For up to 5 points, include a dash when the player is pressing the shift key while moving. The dash should double the velocity while active, but should only last for a limited time, and should have a cool-down before you can use it again.

Tips

Though FPS views normally use a roll/pitch/yaw style transform, to effectively handle the varying up vector, it is easier to construct the transformation matrix directly by columns or use a LookAt (with the 'at' position computed as a point offset in the current forward direction from the player's position).

Though it is possible to extract the position and heading from the transformation matrices, it is far easier go keep track of them as separate vectors or as columns of a WorldFromPlayer matrix in one of your classes structures.

Think before you code about which direction each transformation is going, and where the origin and axes are before and after that transformation.

What to turn in

Do your development in the GLapp directory so we can find it. Also include an assn4.txt file at the top level of your repository telling us about your assignment. Tell us what works, and what does not. Also tell us what (if any) help you received from books, web sites, or people other than the instructor and TA.

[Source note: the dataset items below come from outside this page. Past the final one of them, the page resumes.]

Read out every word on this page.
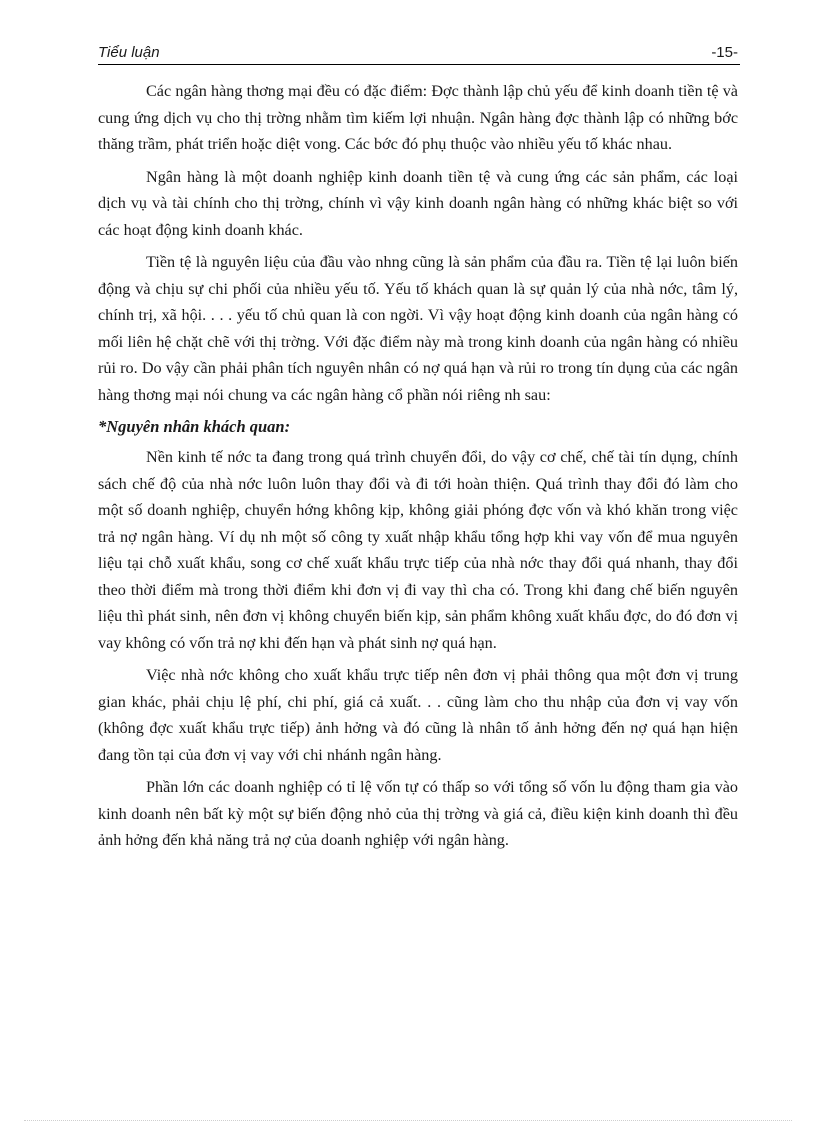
Tiểu luận	-15-

Các ngân hàng thơng mại đều có đặc điểm: Đợc thành lập chủ yếu để kinh doanh tiền tệ và cung ứng dịch vụ cho thị trờng nhằm tìm kiếm lợi nhuận. Ngân hàng đợc thành lập có những bớc thăng trầm, phát triển hoặc diệt vong. Các bớc đó phụ thuộc vào nhiều yếu tố khác nhau.

Ngân hàng là một doanh nghiệp kinh doanh tiền tệ và cung ứng các sản phẩm, các loại dịch vụ và tài chính cho thị trờng, chính vì vậy kinh doanh ngân hàng có những khác biệt so với các hoạt động kinh doanh khác.

Tiền tệ là nguyên liệu của đầu vào nhng cũng là sản phẩm của đầu ra. Tiền tệ lại luôn biến động và chịu sự chi phối của nhiều yếu tố. Yếu tố khách quan là sự quản lý của nhà nớc, tâm lý, chính trị, xã hội. . . . yếu tố chủ quan là con ngời. Vì vậy hoạt động kinh doanh của ngân hàng có mối liên hệ chặt chẽ với thị trờng. Với đặc điểm này mà trong kinh doanh của ngân hàng có nhiều rủi ro. Do vậy cần phải phân tích nguyên nhân có nợ quá hạn và rủi ro trong tín dụng của các ngân hàng thơng mại nói chung va các ngân hàng cổ phần nói riêng nh sau:

*Nguyên nhân khách quan:

Nền kinh tế nớc ta đang trong quá trình chuyển đổi, do vậy cơ chế, chế tài tín dụng, chính sách chế độ của nhà nớc luôn luôn thay đổi và đi tới hoàn thiện. Quá trình thay đổi đó làm cho một số doanh nghiệp, chuyển hớng không kịp, không giải phóng đợc vốn và khó khăn trong việc trả nợ ngân hàng. Ví dụ nh một số công ty xuất nhập khẩu tổng hợp khi vay vốn để mua nguyên liệu tại chỗ xuất khẩu, song cơ chế xuất khẩu trực tiếp của nhà nớc thay đổi quá nhanh, thay đổi theo thời điểm mà trong thời điểm khi đơn vị đi vay thì cha có. Trong khi đang chế biến nguyên liệu thì phát sinh, nên đơn vị không chuyển biến kịp, sản phẩm không xuất khẩu đợc, do đó đơn vị vay không có vốn trả nợ khi đến hạn và phát sinh nợ quá hạn.

Việc nhà nớc không cho xuất khẩu trực tiếp nên đơn vị phải thông qua một đơn vị trung gian khác, phải chịu lệ phí, chi phí, giá cả xuất. . . cũng làm cho thu nhập của đơn vị vay vốn (không đợc xuất khẩu trực tiếp) ảnh hởng và đó cũng là nhân tố ảnh hởng đến nợ quá hạn hiện đang tồn tại của đơn vị vay với chi nhánh ngân hàng.

Phần lớn các doanh nghiệp có tỉ lệ vốn tự có thấp so với tổng số vốn lu động tham gia vào kinh doanh nên bất kỳ một sự biến động nhỏ của thị trờng và giá cả, điều kiện kinh doanh thì đều ảnh hởng đến khả năng trả nợ của doanh nghiệp với ngân hàng.
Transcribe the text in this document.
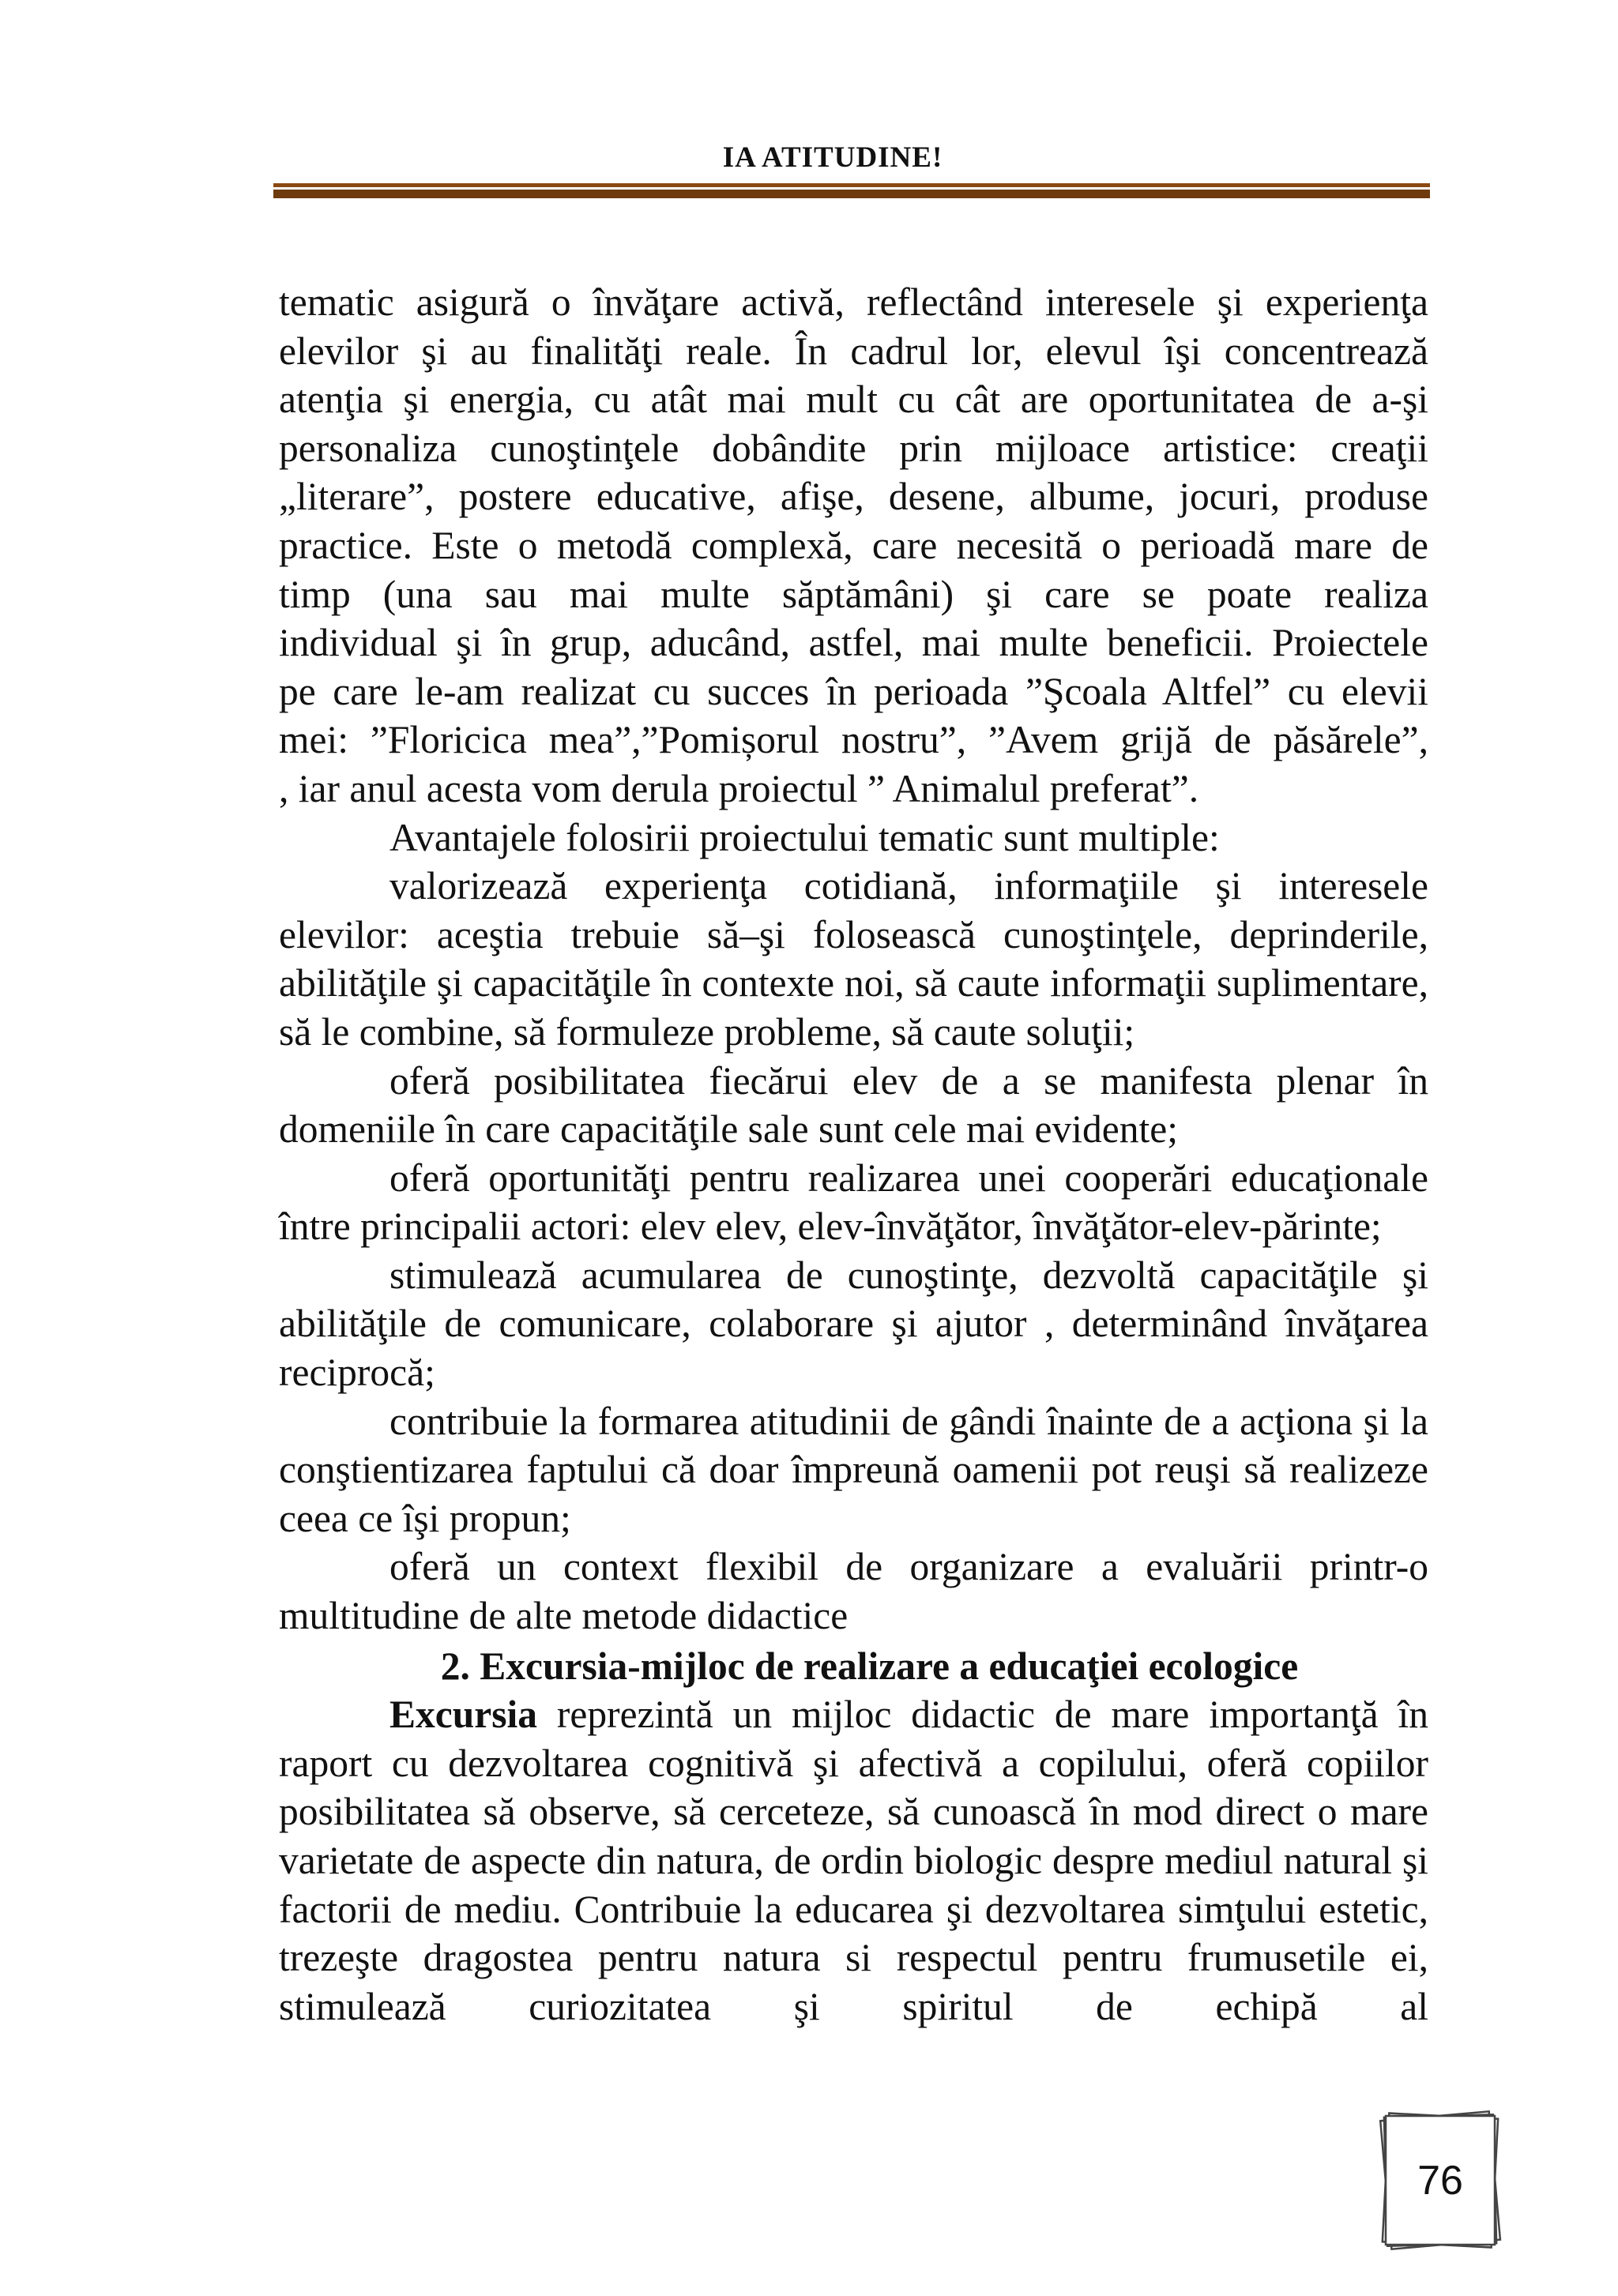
IA ATITUDINE!

tematic asigură o învăţare activă, reflectând interesele şi experienţa

elevilor şi au finalităţi reale. În cadrul lor, elevul îşi concentrează

atenţia şi energia, cu atât mai mult cu cât are oportunitatea de a-şi

personaliza cunoştinţele dobândite prin mijloace artistice: creaţii

„literare”, postere educative, afişe, desene, albume, jocuri, produse

practice. Este o metodă complexă, care necesită o perioadă mare de

timp (una sau mai multe săptămâni) şi care se poate realiza

individual şi în grup, aducând, astfel, mai multe beneficii. Proiectele

pe care le-am realizat cu succes în perioada ”Şcoala Altfel” cu elevii

mei: ”Floricica mea”,”Pomișorul nostru”, ”Avem grijă de păsărele”,

, iar anul acesta vom derula proiectul ” Animalul preferat”.

Avantajele folosirii proiectului tematic sunt multiple:

valorizează experienţa cotidiană, informaţiile şi interesele elevilor: aceştia trebuie să–şi folosească cunoştinţele, deprinderile, abilităţile şi capacităţile în contexte noi, să caute informaţii suplimentare, să le combine, să formuleze probleme, să caute soluţii;

oferă posibilitatea fiecărui elev de a se manifesta plenar în domeniile în care capacităţile sale sunt cele mai evidente;

oferă oportunităţi pentru realizarea unei cooperări educaţionale între principalii actori: elev elev, elev-învăţător, învăţător-elev-părinte;

stimulează acumularea de cunoştinţe, dezvoltă capacităţile şi abilităţile de comunicare, colaborare şi ajutor , determinând învăţarea reciprocă;

contribuie la formarea atitudinii de gândi înainte de a acţiona şi la conştientizarea faptului că doar împreună oamenii pot reuşi să realizeze ceea ce îşi propun;

oferă un context flexibil de organizare a evaluării printr-o multitudine de alte metode didactice

2. Excursia-mijloc de realizare a educaţiei ecologice

Excursia reprezintă un mijloc didactic de mare importanţă în raport cu dezvoltarea cognitivă şi afectivă a copilului, oferă copiilor posibilitatea să observe, să cerceteze, să cunoască în mod direct o mare varietate de aspecte din natura, de ordin biologic despre mediul natural şi factorii de mediu. Contribuie la educarea şi dezvoltarea simţului estetic, trezeşte dragostea pentru natura si respectul pentru frumusetile ei, stimulează curiozitatea şi spiritul de echipă al

76
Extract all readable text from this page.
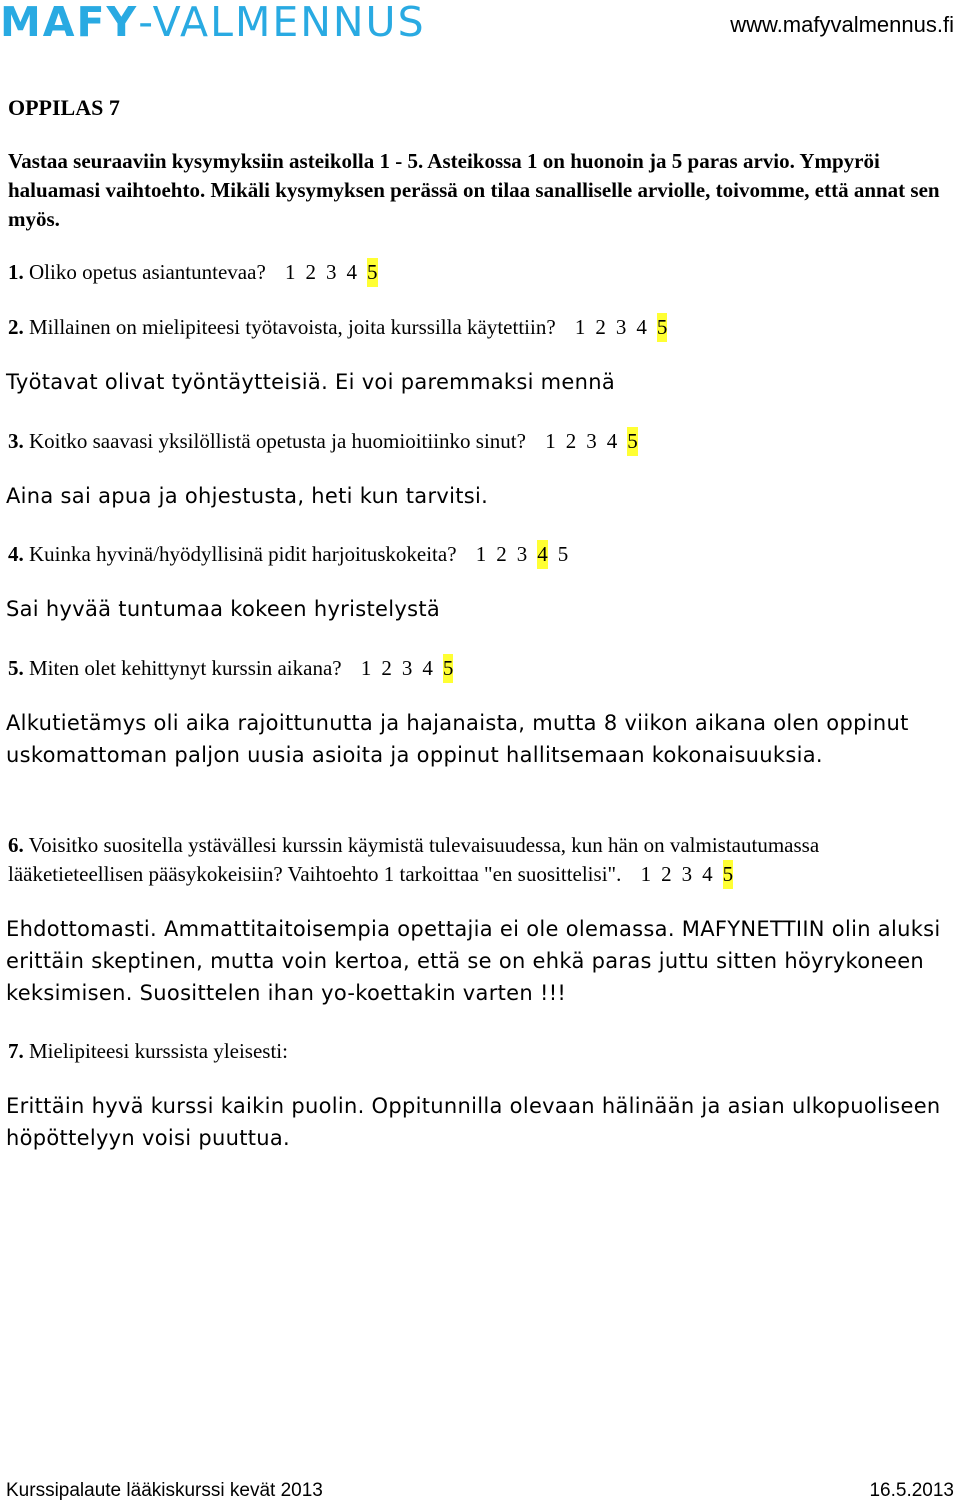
MAFY-VALMENNUS	www.mafyvalmennus.fi
OPPILAS 7
Vastaa seuraaviin kysymyksiin asteikolla 1 - 5. Asteikossa 1 on huonoin ja 5 paras arvio. Ympyröi haluamasi vaihtoehto. Mikäli kysymyksen perässä on tilaa sanalliselle arviolle, toivomme, että annat sen myös.
1. Oliko opetus asiantuntevaa? 1 2 3 4 5
2. Millainen on mielipiteesi työtavoista, joita kurssilla käytettiin? 1 2 3 4 5
Työtavat olivat työntäytteisiä. Ei voi paremmaksi mennä
3. Koitko saavasi yksilöllistä opetusta ja huomioitiinko sinut? 1 2 3 4 5
Aina sai apua ja ohjestusta, heti kun tarvitsi.
4. Kuinka hyvinä/hyödyllisinä pidit harjoituskokeita? 1 2 3 4 5
Sai hyvää tuntumaa kokeen hyristelystä
5. Miten olet kehittynyt kurssin aikana? 1 2 3 4 5
Alkutietämys oli aika rajoittunutta ja hajanaista, mutta 8 viikon aikana olen oppinut uskomattoman paljon uusia asioita ja oppinut hallitsemaan kokonaisuuksia.
6. Voisitko suositella ystävällesi kurssin käymistä tulevaisuudessa, kun hän on valmistautumassa lääketieteellisen pääsykokeisiin? Vaihtoehto 1 tarkoittaa "en suosittelisi". 1 2 3 4 5
Ehdottomasti. Ammattitaitoisempia opettajia ei ole olemassa. MAFYNETTIIN olin aluksi erittäin skeptinen, mutta voin kertoa, että se on ehkä paras juttu sitten höyrykoneen keksimisen. Suosittelen ihan yo-koettakin varten !!!
7. Mielipiteesi kurssista yleisesti:
Erittäin hyvä kurssi kaikin puolin. Oppitunnilla olevaan hälinään ja asian ulkopuoliseen höpöttelyyn voisi puuttua.
Kurssipalaute lääkiskurssi kevät 2013	16.5.2013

Turn in this assignment electronically by pushing your source code to your class git repository by 11:59 PM on the day of the deadline and tagging the commit assn4. See the assn0 project description if you accidentally tag the wrong commit and need to retag.

You must make multiple commits along the way with useful checkin messages. We will be looking at your development process, so a complete and perfectly working assignment submitted in a single checkin one minute before the deadline will NOT get full credit. Individual checkins of complete files one at a time will not count as incremental commits. Do be sure to check in all of your source code, but no build files, log files, generated images, zip files, libraries, or other non-code content.